Pada awal pemerintahannya, tanda-tanda harapan akan perubahan dapat dilihat dalam:
Pertama, cara Presiden Joko Widodo merekrut pembantu-pembantunya masuk dalam kabinet kerja. Berdasarkan catatan tempo.co, para calon menteri dipilih melalui proses yang ketat dan hati-hati dengan melibatkan Komisi Pemberantasan Korupsi (KPK) dan Pusat Pelaporan dan Analisa Transaksi Keuangan(PPATK), misalnya. Standar pemilihan yang ditetapkan adalah memiliki kemampuan operasional, kepemimpinan dan manajerial yang baik (tempo.co 26/10/2014).
Kedua, Jokowi memiliki konsep pembangunan yang amat kokoh secara konseptual, yang dirincikan dalam 9 agenda prioritas. Kesembilan agenda prioritas itu dikenal dengan nama program nawacita. Program ini dianggap sebagai cara jitu menuju Indonesia yang berdaulat secara politik, mandiri dalam bidang ekonomi dan berpribadian dalam kebudayaan (kompas.com 21/5/2014). Dengan kata lain, Jokowi coba mengimplementasikan sila kelima Pancasila yakni Keadilan Sosial bagi Seluruh Rakyat Indonesia melalui program nawacita.
Ketiga, Jokowi mengumandangkan slogan Jokowi-JK adalah Kita. Dengan menyebut ‘Kita’, di dalamnya terdapat kesetaraan, senasib, seperjuangan. Di dalam ‘kita’ perbedaan dilihat sebagai harmoni, bukan ancaman. Di dalam ‘kita’, tidak cukup hanya sebatas simpati tapi lebih dalam dari itu, empati. Unsur mengutamakan kepentingan diri dan kelompok tidak mendapat tempat di dalam ‘kita’.

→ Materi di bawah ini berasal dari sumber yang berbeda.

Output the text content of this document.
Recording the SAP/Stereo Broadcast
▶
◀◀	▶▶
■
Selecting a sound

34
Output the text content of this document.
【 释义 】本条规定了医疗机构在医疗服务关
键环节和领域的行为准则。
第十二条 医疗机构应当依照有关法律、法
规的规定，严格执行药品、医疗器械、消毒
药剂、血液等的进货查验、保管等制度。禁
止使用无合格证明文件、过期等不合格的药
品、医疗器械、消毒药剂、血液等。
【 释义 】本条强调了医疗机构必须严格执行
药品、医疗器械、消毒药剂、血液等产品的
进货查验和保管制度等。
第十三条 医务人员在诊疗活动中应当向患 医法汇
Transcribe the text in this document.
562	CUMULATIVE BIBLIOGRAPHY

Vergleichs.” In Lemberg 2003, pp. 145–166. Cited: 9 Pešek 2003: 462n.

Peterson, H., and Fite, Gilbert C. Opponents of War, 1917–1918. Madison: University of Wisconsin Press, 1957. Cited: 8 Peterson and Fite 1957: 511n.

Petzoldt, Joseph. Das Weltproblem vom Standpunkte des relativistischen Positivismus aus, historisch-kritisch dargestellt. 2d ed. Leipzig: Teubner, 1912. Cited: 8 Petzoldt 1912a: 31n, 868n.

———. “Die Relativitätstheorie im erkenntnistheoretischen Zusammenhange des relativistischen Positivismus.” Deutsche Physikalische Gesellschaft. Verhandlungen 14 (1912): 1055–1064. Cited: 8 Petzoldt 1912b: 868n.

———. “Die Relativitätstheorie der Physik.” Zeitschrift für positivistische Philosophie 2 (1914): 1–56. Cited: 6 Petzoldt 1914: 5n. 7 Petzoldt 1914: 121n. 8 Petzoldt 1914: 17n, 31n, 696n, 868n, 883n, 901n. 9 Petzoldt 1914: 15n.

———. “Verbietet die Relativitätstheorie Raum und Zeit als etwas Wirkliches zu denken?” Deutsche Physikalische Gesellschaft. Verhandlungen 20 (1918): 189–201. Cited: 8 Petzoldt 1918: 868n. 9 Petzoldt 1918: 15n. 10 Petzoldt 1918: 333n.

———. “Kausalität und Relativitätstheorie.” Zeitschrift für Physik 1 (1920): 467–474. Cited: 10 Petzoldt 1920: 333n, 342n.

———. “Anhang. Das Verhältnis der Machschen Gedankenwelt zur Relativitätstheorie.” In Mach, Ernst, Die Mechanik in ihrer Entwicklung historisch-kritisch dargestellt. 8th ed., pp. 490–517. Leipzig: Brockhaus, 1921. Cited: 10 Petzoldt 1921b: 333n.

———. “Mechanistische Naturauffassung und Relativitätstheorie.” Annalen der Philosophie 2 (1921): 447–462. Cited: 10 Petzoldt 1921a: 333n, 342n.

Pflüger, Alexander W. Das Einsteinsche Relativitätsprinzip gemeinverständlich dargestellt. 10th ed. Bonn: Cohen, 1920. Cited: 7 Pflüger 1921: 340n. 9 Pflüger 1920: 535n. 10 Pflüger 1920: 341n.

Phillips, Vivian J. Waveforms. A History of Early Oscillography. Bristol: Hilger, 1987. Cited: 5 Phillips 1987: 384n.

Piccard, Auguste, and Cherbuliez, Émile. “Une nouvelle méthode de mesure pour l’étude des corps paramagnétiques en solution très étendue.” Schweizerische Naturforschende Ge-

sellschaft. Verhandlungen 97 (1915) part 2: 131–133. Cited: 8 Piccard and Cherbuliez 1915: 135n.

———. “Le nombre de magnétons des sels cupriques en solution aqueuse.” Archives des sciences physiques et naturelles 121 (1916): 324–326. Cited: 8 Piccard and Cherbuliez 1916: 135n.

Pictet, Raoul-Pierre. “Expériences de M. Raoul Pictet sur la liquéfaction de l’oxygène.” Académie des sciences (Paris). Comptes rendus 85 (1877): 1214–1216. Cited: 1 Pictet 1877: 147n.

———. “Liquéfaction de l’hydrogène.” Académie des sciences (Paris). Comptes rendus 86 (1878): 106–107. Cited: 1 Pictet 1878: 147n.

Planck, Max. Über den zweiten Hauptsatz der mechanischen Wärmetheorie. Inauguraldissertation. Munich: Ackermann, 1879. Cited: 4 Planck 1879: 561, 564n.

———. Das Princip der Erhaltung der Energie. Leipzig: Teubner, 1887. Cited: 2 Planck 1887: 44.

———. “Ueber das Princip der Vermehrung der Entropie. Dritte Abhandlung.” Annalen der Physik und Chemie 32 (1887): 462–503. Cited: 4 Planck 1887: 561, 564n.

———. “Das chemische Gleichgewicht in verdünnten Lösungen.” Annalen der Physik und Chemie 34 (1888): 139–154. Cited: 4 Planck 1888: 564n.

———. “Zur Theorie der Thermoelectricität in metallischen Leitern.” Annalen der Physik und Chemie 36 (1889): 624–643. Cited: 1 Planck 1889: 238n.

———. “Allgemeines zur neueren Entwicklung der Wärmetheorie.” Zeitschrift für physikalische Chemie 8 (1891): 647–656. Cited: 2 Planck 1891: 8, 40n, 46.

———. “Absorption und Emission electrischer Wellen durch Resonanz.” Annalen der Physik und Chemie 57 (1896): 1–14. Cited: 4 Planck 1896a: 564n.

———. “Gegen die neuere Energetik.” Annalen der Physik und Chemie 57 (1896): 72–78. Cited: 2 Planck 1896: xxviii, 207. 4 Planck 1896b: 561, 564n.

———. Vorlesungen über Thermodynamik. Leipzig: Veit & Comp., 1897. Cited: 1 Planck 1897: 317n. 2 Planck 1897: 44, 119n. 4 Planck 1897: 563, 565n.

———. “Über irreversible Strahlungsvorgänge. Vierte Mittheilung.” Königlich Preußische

Dalam ‘kekitaan’ tidak ada relasi saling merendahkan, saling menghina, saling bermusuhan, saling membunuh, saling meniadakan. Dalam formula filosofis, di dalam ‘kita’, tidak ada lagi saling mengobjekkan. Tidak ada lagi aku-engkau, sebab aku-engkau telah melebur menjadi kita. Aku melihat ‘yang lain’ sebagai ‘aku yang lain’.
Model relasi itu, dalam aliran filsafat eksistensial (Martin Buber, Gabriel Marcel, Emanuel Levinas), disebut relasi intersubjektif. Di dalamnya mereka saling memberi arti, saling mengandaikan. Dirumuskan secara sederhana, ada rasa saling menghargai, saling menerima, saling memahami di antara sesama manusia.
Dengan lain perkataan, ‘kekitaan’ mendeskripsikan suatu kondisi yang tidak ada jarak antara pemimpin dengan rakyatnya. Apapun yang dialami dan dirasakan rakyat turut pula dialami dan dirasakan oleh pemimpinnya. Meminjam bahasa Konsili Vatikan II, kegembiraan dan harapan, duka dan kecemasan rakyat adalah kegembiraan dan harapan, duka dan kecemasan pemimpinnya juga.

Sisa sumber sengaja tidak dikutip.